Modern society is critically dependent on reliable local access to efficient online systems in both the public and private sectors, writes Philip Virgo, secretary general, The Information Society Alliance (Eurim). Moreover, the headline promises of all the major parties depend on the use of information systems to target services and cut costs. The problem is a collapse of political confidence in the ICT industry's ability to deliver results and a consequent view that the IT budget should be among the first targets for cuts.
Two years ago, Eurim drew up a three-year plan looking at the challenges that would have to be addressed during the run-up to, and aftermath of, the 2010 election. The plan had all-party buy-in and the objectives still look good as headlines for an election "manifesto". They are:
• Foster, attract and retain knowledge-based business operations that could be based anywhere in the world and/or could move at short notice.
• Rebuild trust that the ICT industry (users as well as suppliers) can work in partnership with government and the public sector to reliably and securely deliver effective, socially inclusive, joined-up public services and ensure the effective monitoring (including political) of policy formation and implementation with regard to citizen-centric services, including performance monitoring based on the front-line experiences of both deliverers and recipients.
• Rebuild confidence in the competence of the public, private and voluntary sectors to securely manage the sharing of identity and information services and support the creation and enforcement of relevant professional codes of practice.
• Create and maintain a globally competitive workforce at all levels, from basic technical and linguistic competence through system specification, development, integration and operation, to product and service research, design, development and implementation.
• Create a national strategic e-crime reduction partnership to: cut online crime and nuisance; reduce risk and increase awareness; and increase UK business and consumer confidence in the safety and security of the on-line world. The aim is to establish UK leadership in internet policing/governance in line with London's position as the leading global hub for international financial services, trade, commerce and disputes.

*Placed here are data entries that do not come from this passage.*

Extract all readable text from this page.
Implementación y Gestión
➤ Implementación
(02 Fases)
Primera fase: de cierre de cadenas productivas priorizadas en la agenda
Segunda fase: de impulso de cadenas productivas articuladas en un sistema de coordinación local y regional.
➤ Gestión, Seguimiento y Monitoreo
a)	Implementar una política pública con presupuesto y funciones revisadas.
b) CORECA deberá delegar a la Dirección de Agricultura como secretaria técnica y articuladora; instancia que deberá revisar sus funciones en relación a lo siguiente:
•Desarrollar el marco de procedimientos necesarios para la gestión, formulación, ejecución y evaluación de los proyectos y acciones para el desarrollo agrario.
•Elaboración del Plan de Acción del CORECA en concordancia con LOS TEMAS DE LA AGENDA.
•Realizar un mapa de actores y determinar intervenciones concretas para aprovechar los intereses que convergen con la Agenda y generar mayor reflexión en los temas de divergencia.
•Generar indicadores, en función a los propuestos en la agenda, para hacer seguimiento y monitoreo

• Create world-class, secure, resilient, universally available, affordable fixed and mobile broadband access connecting businesses, citizens and consumers - plus democratically accountable, technology-neutral and light-touch regulatory frameworks that encourage competition, innovation and quality of service in both infrastructure and services, in line with customer - both business and consumer - priorities.
The issue is not whether these are worthy goals, but how they are to be achieved, given the people, funds and time now available. Whether the answer is centrally planned or devolved, success will rely on rebuilding the government's in-house skills as an intelligent customer, able to follow good practice in planning, procurement and customer-supplier relations. Those same skills will also be needed for policy advisers, officials and regulators to understand what can and cannot be left to market forces in the wider policy areas.